<AFCチャンピオンズリーグ・エリート(ACLE):横浜4-1上海海港>◇11日◇ラウンド16第2戦◇日産スタジアム
横浜F・マリノスが上海海港(中国)を4-1と圧倒し、2戦合計5-1で昨季に続いて8強入りした。 得点力が目についた試合にあって、縁の下の力持ちとなったのが宮市亮(32)だった。プロ15年目。アタッカーとして鳴らした元日本代表だが、右サイドバックでフル出場した。
2月12日の上海申花戦を皮切りに1カ月間で8試合目。過密日程に伴い負傷者は続出する。特にDFラインは渡辺泰、松原が不在となる中、前日にスタメン出場を伝えられた。持ち前のスプリント力を武器にアップダウンを繰り返し、体を張って相手を止めた。チームに与える影響は大きかった。満身創痍(そうい)のチームに勇気を与えるプレーだった。
これまでウイングバックではプレー経験があるが、4バックのサイドは新たなチャレンジとなる。
「この前(第1戦)の上海で(途中から)右サイドバックで出たので、今後こういう起用もあるかなっていうのは(ホーランド)監督に言われていましたので、もしケガ人とか出たらそこで起用されるかなとは自分なりに思っていました。勝てたことが何よりですし、こううやってサウジアラビアに行くことができたっていうのが何よりです」
この日の自分のプレーについては「まだまだビギナーなんで。ラインの上げ下げとか、マークの付き方とか、ビルドアップのところとかまだまだ不安なところはあるんですけど。その中で僕を使ってくれてますし、その信頼に応えたいなと思っていました」
同じサイドバックを務める松原や加藤からはアドバイスがあるようで、「本当にチームメートに助けられた試合でした」と謙遜した。
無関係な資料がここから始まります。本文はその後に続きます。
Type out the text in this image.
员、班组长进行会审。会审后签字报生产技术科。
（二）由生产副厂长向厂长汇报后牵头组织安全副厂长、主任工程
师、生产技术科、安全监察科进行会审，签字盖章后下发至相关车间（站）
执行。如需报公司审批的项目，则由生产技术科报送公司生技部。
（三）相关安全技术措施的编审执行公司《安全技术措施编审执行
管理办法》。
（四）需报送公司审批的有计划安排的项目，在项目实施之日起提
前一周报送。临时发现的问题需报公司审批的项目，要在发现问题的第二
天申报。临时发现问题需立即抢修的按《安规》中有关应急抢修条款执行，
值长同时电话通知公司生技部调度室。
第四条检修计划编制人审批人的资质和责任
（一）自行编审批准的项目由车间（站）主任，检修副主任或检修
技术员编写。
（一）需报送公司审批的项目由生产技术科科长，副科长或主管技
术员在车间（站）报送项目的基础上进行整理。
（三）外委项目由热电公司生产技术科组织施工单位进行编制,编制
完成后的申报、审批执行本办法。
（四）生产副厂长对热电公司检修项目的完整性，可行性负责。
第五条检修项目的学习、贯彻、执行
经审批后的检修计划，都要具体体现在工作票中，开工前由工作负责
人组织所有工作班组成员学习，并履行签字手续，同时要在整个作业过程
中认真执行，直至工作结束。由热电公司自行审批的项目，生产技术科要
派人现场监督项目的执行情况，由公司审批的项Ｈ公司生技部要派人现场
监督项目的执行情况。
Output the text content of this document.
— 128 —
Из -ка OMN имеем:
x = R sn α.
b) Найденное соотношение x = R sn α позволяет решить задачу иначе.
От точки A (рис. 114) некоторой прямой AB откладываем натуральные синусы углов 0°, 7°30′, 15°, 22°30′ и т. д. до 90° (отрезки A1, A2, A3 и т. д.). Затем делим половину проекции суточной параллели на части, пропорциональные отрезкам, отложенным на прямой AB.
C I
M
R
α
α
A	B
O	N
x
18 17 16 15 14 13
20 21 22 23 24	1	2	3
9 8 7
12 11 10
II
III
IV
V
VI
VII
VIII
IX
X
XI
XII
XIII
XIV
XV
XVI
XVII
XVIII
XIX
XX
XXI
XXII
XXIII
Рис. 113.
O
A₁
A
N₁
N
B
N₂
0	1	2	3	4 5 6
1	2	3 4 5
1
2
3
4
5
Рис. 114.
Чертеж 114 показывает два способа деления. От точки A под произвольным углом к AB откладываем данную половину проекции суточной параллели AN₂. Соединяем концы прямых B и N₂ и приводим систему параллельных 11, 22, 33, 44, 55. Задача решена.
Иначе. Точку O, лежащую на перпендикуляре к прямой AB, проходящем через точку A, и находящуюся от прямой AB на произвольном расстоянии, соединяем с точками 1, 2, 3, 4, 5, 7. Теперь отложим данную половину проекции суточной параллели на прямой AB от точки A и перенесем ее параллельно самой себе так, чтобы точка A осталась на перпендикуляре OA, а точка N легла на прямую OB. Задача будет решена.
この日の対戦相手、上海海港を指揮していたのは宮市にとっての恩人、マスカット監督だった。22年夏の日本代表戦で右膝前十字靱帯を断裂。当時は横浜を指揮しており、重傷を負った宮市を温かく見守ってくれた。
「監督時代に起用法について、細かく気を遣ってくれた方なので、あの人の存在があったから、まだこうして現役を続けられていると思います」。試合後はがっちり握手。「よくやったなという、頑張ってねという話をしました」。
そして昨季に続いてACLで8強進出。「新鮮な気持ちでプレーできています。(右サイドバックは)もしかしたら合っているかもしれませんし、楽しんでやれています。アジアのチャンピオンになって帰ってきたいと思います」。そう言って最高の笑顔を見せた。